Apr 24

Book Review: Behind Her Eyes

Behind Her Eyes

Behind Her Eyes by Sarah Pinborough

I had this book on my “to read” list forever and found a hardback at the local library. It seems like the kind of thing I’d just adore, promising twists and turns and deep schemes. I was expecting Girl on the Train, or even Gone Girl, or maybe the not-quite-as-good Girl in the Window. I got a girl, anyway. I’ve hidden anything even remotely spoiler-y behind a cut. The fact that Adele is going to turn out to be a “bad” guy I don’t count as spoilery. You can pretty much know that going in.

On the surface we have a troubled relationship between a beautiful heiress named Adele who loves a man named David, except she doesn’t love his hobby, which is “shagging other women.” David is a psychotherapist, and one night he meets Louise in a bar and they totally hit it off. Only it turns out that Louise is the person who has just been hired to be the secretary for his office. So yeah, he’s hot for the secretary. Then Louise meets Adele and the two of them become best friends. You see that light in the distance? That’s the trainwreck coming.
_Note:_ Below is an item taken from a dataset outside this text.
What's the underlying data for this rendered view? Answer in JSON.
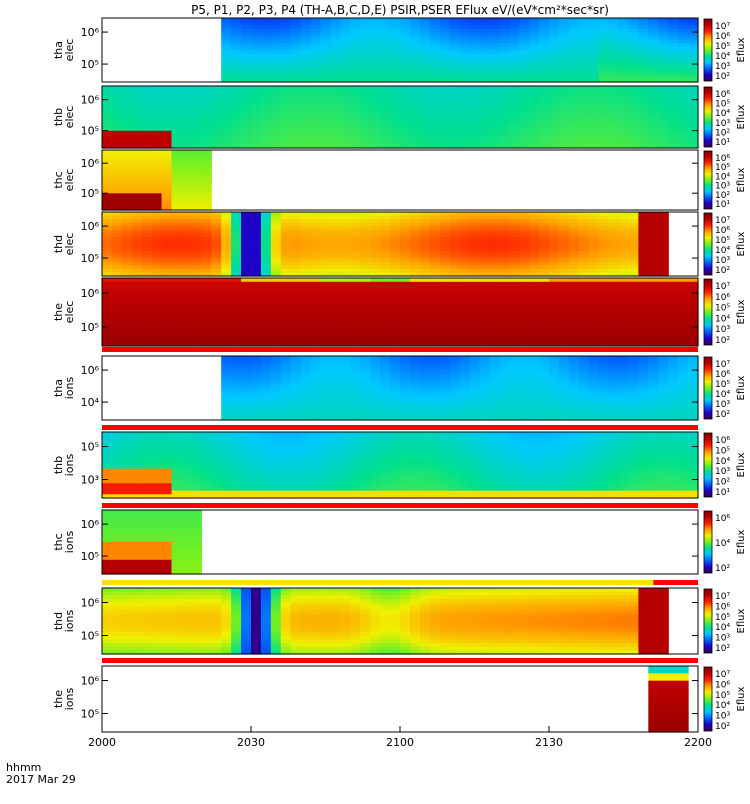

There’s all these hinted secrets. David has burn scars on his hands, and there’s something about a wrist watch. Adele keeps hinting at her “plan” and how Louise fits into her “plan.” How does Adele know the content of conversations between Louise and David? There’s a notebook written by a boy they used to know named Rob, and something about lucid dreaming to cure night terrors. Honestly, all the secrets and the promise of a revelation at the end was what kept me reading. The secrets are pretty much revealed, and there was a twist I hadn’t expected. But other things didn’t hold water. For example, she paints the room in shades of green, and David is furious about it, and it turns out the reason is that she did it to remind him of her family’s estate in Scotland. Um, what? That’s ridiculous.

On the surface, David is a violent, controlling, cheating, lying, alcoholic who is cruel to his wife despite the fact that she adores him. Adele is a fragile and timid creature who foolishly gave her new husband control of her fortune. Louise is an underemployed single mum who drinks too much and is too weak to say no to David when he shows up at her door wanting some action. Once the true story and the true secret is revealed, you learn that David is still a violent, controlling, cheating, lying drunk who is cruel to his wife despite the fact that she adores him. Adele has a deeper side that means she’s less of a victim than it might seem at first blush, and Louise is an even more pathetic loser of a woman who had a billion chances to make a grown up decision and throws them all out the window. Once I found out the the truth about what really happened, I was supposed to go “oh, Adele is the real villain here and David is innocent!” But he was still a loathsome turd. He says she’s a psychopath, but it sounded too much to me like “oh my ex-girlfriend was crazy! She kept having inconvenient emotions as a response to my selfish and hurtful behavior!”

Louise, by virtue of the fact that she was knowingly screwing not just her boss, but another woman’s husband, was also pretty much a loathsome turd. And she’s friends with the woman she’s cuckolding, which just makes her even more vile. The supposed secret that Adele held over David to answer the obvious “why don’t they just get divorced” didn’t hold water. (view spoiler)[David knows enough how unfairly the world is skewed in his favor when he tells Louise that if she goes to his boss about their affair, she’ll look like a tramp because the boss is a man’s man who always blames the woman. Does he really think that a man that deeply entrenched in privilege is going to go to prison on account of a wristwatch? (hide spoiler)]

Some of the writing bothered me. I got confused in more than one chapter about who was speaking because Adele and Louise had the same voice. They also name-dropped brands constantly. I’m assuming they were brands, though I hadn’t heard of any of them. The characters make a big deal about lucid dreaming being this super-secret art, but lucid dreaming is like learning to French-braid your own hair; a moderately clever 12-year-old might figure it out on her own. (view spoiler)[Astral projecting (which is what it’s called, though it doesn’t work quite like it does in the book) is either supernatural or a difficult skill one learns after years of meditation, not stage two of lucid dreaming. I think that the author thought she was making something up, but accidentally described something that (many people believe) actually exists, and because I went into this book with the expectation that this was not speculative or supernatural fiction, the result is that it feels like the author just didn’t do quite enough research. I like supernatural elements in books, but I prefer it when I’m expecting them. (hide spoiler)]

Does it have plenty of secrets and unexpected twists? Yes. Did I start to root for a different person once I find out these secrets? No. Does it have compelling and believable characters? No. The heroine, Louisa, started out sympathetic and got pathetic. I was supposed to hate Adele once I found out her secret and have tolerance and understanding for David, but I could never forget how nasty David had been in the present day to think that the events of the past exonerated him. At the end of the book, I only had sympathy for Louisa’s son, that he had the misfortune to have Louisa for a mother. End verdict: Plotting is pretty good, characters are unlikeable, prose has issues. This book is only okay.